Affordable high-capacity battery technology eliminates this drawback from solar energy production. “You can store what you've produced during the day, and you can release that from batteries at night,” Krauth said.
He pointed out that in the rapidly expanding AI and big data sector, photovoltaics make the most sense. “Solar and batteries deploy faster,” Krauth said. “The timeline [for nuclear] is 15.3 years from conception to operation. Solar is 1.4 years.”
And while the constraints on industrial supply have been well-documented, this year’s trade wars and tariff threats have introduced new constraints on silver's investment supply.
“The physical supplies remain tight,” he said. “We know that in the London market in particular, the liquidity's been dropping and lease rates have stayed above what they've been in recent years. We also know that a lot of the metal that left London when we had these tariff threats went to New York, and a lot of it has not gone back.”
“London, interestingly enough, is also where most of the silver for silver ETFs is stored,” he added. “80% of London stocks now are allocated to ETFs. That leaves only 20% available for either lending or for delivery.”
But the biggest catalyst for the gray metal’s recent breakout – and the most important medium-term driver for precious metals prices – is the Fed’s renewed dovish interest rate policy.
“The last three Fed rate-cutting cycles were early 2000s, and then 2008, and then 2020, and there was a pause in all three of them right around the middle,” he said. “When that pause ended, once they started cutting again to finish their cutting cycle, was when silver took off.”
“It's fair to assume that we are perhaps in the middle of the Fed rate-cutting cycle,” he said. “The forecast is for another 100 basis points to 125 or 150 basis points by September or October of next year. So that would point to potentially the U.S. being about halfway through.”

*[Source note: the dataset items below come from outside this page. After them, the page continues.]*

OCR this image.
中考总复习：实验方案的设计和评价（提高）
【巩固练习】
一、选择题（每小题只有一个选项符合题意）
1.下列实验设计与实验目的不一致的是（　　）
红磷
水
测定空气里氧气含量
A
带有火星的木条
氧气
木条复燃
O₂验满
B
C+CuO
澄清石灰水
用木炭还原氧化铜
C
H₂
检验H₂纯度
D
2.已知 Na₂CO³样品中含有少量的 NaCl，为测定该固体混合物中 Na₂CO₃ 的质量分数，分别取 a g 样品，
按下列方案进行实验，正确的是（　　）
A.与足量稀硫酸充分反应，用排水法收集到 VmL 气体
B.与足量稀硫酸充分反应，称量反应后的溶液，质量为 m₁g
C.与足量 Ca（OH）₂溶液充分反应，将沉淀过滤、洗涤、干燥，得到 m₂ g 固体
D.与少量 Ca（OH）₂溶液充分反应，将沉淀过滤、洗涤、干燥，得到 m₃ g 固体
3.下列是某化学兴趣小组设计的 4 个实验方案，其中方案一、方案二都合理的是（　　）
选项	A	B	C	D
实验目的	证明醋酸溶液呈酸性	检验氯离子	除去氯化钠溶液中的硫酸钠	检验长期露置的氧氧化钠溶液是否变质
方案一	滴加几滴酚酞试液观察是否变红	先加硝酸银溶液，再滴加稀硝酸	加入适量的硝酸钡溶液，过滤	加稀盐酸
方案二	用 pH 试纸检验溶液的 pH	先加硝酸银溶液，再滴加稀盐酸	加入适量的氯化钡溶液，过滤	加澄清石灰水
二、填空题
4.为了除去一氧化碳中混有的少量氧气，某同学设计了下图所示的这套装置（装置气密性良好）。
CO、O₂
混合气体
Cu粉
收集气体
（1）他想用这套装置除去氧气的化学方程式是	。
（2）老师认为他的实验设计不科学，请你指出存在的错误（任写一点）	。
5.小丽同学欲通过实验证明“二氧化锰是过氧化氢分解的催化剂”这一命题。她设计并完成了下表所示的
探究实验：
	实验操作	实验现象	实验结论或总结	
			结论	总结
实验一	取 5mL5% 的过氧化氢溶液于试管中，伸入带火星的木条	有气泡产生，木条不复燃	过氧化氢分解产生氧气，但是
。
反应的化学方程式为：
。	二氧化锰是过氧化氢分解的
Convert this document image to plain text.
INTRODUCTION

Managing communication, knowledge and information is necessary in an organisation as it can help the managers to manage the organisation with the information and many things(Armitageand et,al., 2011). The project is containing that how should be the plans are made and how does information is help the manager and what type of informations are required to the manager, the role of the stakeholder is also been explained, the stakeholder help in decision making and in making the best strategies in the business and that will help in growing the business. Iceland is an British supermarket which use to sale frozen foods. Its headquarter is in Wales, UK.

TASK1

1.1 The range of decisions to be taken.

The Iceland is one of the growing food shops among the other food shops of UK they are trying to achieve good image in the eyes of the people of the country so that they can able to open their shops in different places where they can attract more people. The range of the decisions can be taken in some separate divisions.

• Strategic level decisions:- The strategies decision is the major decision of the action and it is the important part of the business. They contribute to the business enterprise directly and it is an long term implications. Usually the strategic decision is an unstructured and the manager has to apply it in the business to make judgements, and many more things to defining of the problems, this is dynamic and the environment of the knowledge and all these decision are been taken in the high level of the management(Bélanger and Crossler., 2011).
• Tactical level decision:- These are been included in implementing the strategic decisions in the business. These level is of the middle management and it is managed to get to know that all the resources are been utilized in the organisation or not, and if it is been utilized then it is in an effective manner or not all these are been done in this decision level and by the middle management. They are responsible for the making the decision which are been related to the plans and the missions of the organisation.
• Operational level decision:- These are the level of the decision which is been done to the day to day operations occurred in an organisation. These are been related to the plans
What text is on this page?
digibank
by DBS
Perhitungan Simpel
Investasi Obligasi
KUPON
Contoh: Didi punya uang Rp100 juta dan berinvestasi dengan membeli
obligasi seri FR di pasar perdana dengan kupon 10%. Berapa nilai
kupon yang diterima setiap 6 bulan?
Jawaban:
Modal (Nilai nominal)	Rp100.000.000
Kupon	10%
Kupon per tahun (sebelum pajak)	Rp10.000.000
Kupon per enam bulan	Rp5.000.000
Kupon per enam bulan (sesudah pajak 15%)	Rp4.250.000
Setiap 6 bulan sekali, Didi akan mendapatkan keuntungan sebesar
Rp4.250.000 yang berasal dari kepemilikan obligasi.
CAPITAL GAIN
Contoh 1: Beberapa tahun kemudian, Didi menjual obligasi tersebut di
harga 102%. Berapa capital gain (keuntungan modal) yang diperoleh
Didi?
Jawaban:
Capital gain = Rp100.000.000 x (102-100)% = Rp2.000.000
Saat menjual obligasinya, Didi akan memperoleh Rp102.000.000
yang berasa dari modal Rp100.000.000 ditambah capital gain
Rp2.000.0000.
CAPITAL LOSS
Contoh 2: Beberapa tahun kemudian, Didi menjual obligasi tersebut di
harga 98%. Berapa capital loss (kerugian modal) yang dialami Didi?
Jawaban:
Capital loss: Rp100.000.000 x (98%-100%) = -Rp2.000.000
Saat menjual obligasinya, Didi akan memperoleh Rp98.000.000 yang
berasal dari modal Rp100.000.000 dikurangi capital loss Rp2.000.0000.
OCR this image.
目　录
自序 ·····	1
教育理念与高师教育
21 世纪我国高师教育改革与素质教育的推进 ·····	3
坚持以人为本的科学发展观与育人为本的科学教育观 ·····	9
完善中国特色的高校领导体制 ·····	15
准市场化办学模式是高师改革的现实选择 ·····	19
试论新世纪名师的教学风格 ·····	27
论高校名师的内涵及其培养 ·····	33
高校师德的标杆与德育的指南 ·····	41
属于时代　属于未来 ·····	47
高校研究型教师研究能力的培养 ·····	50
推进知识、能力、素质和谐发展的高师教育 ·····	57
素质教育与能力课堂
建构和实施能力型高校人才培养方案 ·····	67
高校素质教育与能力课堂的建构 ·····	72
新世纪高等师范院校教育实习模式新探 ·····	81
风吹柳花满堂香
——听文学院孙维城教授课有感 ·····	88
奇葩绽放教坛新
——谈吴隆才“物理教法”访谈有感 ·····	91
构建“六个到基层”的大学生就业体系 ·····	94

Krauth shared a chart that shows that in the last three cutting cycles, silver bottomed out halfway through the cycle, and when the cuts resumed, that’s when silver prices skyrocketed.
“[Silver] averaged 332% gains over the next 12 to 18 months,” he said. “Which is dramatic. If that were to happen from where we are now, let's say we started at $35 silver, then that's triple. We'd be over $100.”
“What's similar is that there has been a pause,” he added. “What's not similar is that silver did not bottom around the middle of that pause; it looks like it actually bottomed prior, close to when gold did, say late spring of last year.”
Krauth finished on a cautionary note for the near term, saying that silver prices may pull back in the near term once the September rate cut is delivered.
“A lot of this rate cut is being priced in right now,” he said. “Who knows, maybe silver will go to $42, $43. We may get some sort of a correction when the rate cut actually comes. That would not surprise me, a very classic ‘buy the rumor, sell the news.’”
That said, Krauth said that given all of the drivers supporting silver right now, this would constitute a buying opportunity.
“I think we could still see something like $45 for the end of this year,” he said. “And I think that $50 next year is probably quite likely.”
Silver continues to hold comfortably above $41 per ounce on Wednesday afternoon, with spot silver last trading at $41.128 for a gain of 0.62% on the daily chart.